Il me regarda, bouche bée.

— Voyons ! tu es pour le moins cinquante fois plus grand que ce petit chat. Si maintenant une bête grande comme la salle à manger te prenait dans ses pattes, te secouait et se couchait sur toi, que deviendrais-tu ?

— Mais, tante, j’étoufferais.

— Eh bien, et que fais-tu ? Palpe-le, il a de petits os comme des arêtes. Pourvu que tu ne lui en aies pas froissé déjà !

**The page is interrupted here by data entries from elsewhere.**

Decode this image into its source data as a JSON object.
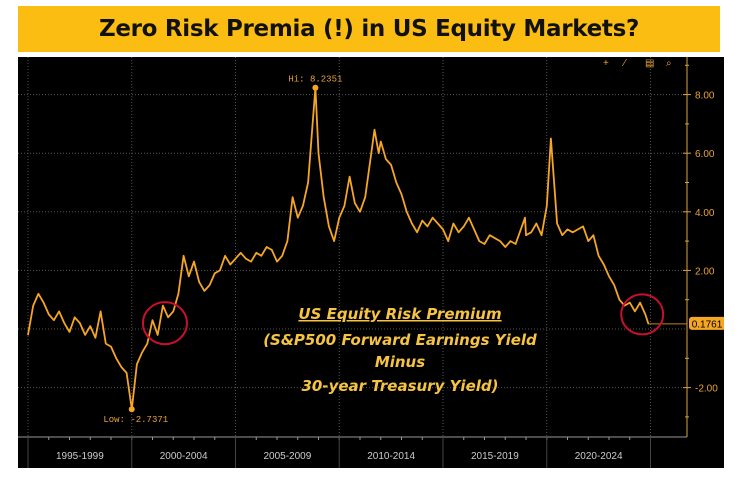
{
  "chart_data": {
    "type": "line",
    "title": "Zero Risk Premia (!) in US Equity Markets?",
    "x_tick_labels": [
      "1995-1999",
      "2000-2004",
      "2005-2009",
      "2010-2014",
      "2015-2019",
      "2020-2024"
    ],
    "y_tick_labels": [
      "8.00",
      "6.00",
      "4.00",
      "2.00",
      "-2.00"
    ],
    "ylim": [
      -3.2,
      9.2
    ],
    "xlim": [
      1995,
      2029
    ],
    "grid": true,
    "line_color": "#f5a623",
    "circle_color": "#c8102e",
    "series": [
      {
        "x": [
          1995.0,
          1995.25,
          1995.5,
          1995.75,
          1996.0,
          1996.25,
          1996.5,
          1996.75,
          1997.0,
          1997.25,
          1997.5,
          1997.75,
          1998.0,
          1998.25,
          1998.5,
          1998.75,
          1999.0,
          1999.25,
          1999.5,
          1999.75,
          2000.0,
          2000.25,
          2000.5,
          2000.75,
          2001.0,
          2001.25,
          2001.5,
          2001.75,
          2002.0,
          2002.25,
          2002.5,
          2002.75,
          2003.0,
          2003.25,
          2003.5,
          2003.75,
          2004.0,
          2004.25,
          2004.5,
          2004.75,
          2005.0,
          2005.25,
          2005.5,
          2005.75,
          2006.0,
          2006.25,
          2006.5,
          2006.75,
          2007.0,
          2007.25,
          2007.5,
          2007.75,
          2008.0,
          2008.25,
          2008.5,
          2008.85,
          2009.0,
          2009.25,
          2009.5,
          2009.75,
          2010.0,
          2010.25,
          2010.5,
          2010.75,
          2011.0,
          2011.25,
          2011.7,
          2011.9,
          2012.0,
          2012.25,
          2012.5,
          2012.75,
          2013.0,
          2013.25,
          2013.5,
          2013.75,
          2014.0,
          2014.25,
          2014.5,
          2014.75,
          2015.0,
          2015.25,
          2015.5,
          2015.75,
          2016.0,
          2016.25,
          2016.5,
          2016.75,
          2017.0,
          2017.25,
          2017.5,
          2017.75,
          2018.0,
          2018.25,
          2018.5,
          2018.95,
          2019.0,
          2019.25,
          2019.5,
          2019.75,
          2020.0,
          2020.2,
          2020.5,
          2020.75,
          2021.0,
          2021.25,
          2021.5,
          2021.75,
          2022.0,
          2022.25,
          2022.5,
          2022.75,
          2023.0,
          2023.25,
          2023.5,
          2023.75,
          2024.0,
          2024.25,
          2024.5,
          2024.75,
          2024.9
        ],
        "y": [
          -0.2,
          0.8,
          1.2,
          0.9,
          0.5,
          0.3,
          0.6,
          0.2,
          -0.1,
          0.4,
          0.2,
          -0.2,
          0.1,
          -0.3,
          0.6,
          -0.5,
          -0.6,
          -1.0,
          -1.3,
          -1.5,
          -2.7371,
          -1.2,
          -0.8,
          -0.5,
          0.3,
          -0.2,
          0.8,
          0.4,
          0.6,
          1.2,
          2.5,
          1.8,
          2.3,
          1.6,
          1.3,
          1.5,
          1.9,
          2.0,
          2.5,
          2.2,
          2.4,
          2.6,
          2.4,
          2.3,
          2.6,
          2.5,
          2.8,
          2.7,
          2.3,
          2.5,
          3.0,
          4.5,
          3.8,
          4.2,
          5.0,
          8.2351,
          6.0,
          4.5,
          3.5,
          3.0,
          3.8,
          4.2,
          5.2,
          4.3,
          4.0,
          4.5,
          6.8,
          6.0,
          6.4,
          5.8,
          5.6,
          5.0,
          4.6,
          4.0,
          3.6,
          3.3,
          3.7,
          3.5,
          3.8,
          3.6,
          3.4,
          3.0,
          3.6,
          3.3,
          3.5,
          3.8,
          3.4,
          3.0,
          2.9,
          3.2,
          3.1,
          3.0,
          2.8,
          3.0,
          2.9,
          3.8,
          3.2,
          3.3,
          3.6,
          3.2,
          4.2,
          6.5,
          3.6,
          3.2,
          3.4,
          3.3,
          3.4,
          3.5,
          3.0,
          3.2,
          2.5,
          2.2,
          1.8,
          1.5,
          1.0,
          0.8,
          0.9,
          0.6,
          0.9,
          0.5,
          0.1761
        ]
      }
    ],
    "annotations": {
      "high": "Hi: 8.2351",
      "low": "Low: -2.7371",
      "last": "0.1761"
    },
    "overlay_text": [
      "US Equity Risk Premium",
      "(S&P500 Forward Earnings Yield",
      "Minus",
      "30-year Treasury Yield)"
    ]
  }
}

— Mais un chat, est-ce comme moi, tante ?

— Mais certainement : si tu le tortures, il crie, souffre et meurt, et ce serait bien dommage, joli comme il est et fait comme en peluche orange ; puis il sent, ne l’oublie pas. Tu sais, tu n’as que quelques facultés plus développées que lui, mais le chien, par exemple, en a de plus développées que toi : son odorat, son ouïe, et certes il est plus fidèle que nous. Et le chat, vois quand il saute, quelle souplesse : tu peux à peine t’élever, en sautant, à deux pieds de terre. Puis ne trouves-tu pas qu’il est plus beau que nous ? Regarde sa fourrure dorée.

— Mais, tante, tu as d’aussi beaux cheveux que lui.

— Tu trouves ?

— Oui, tante, oui, tante.

Et il regarda avec conviction mes cheveux qui étaient justement au soleil.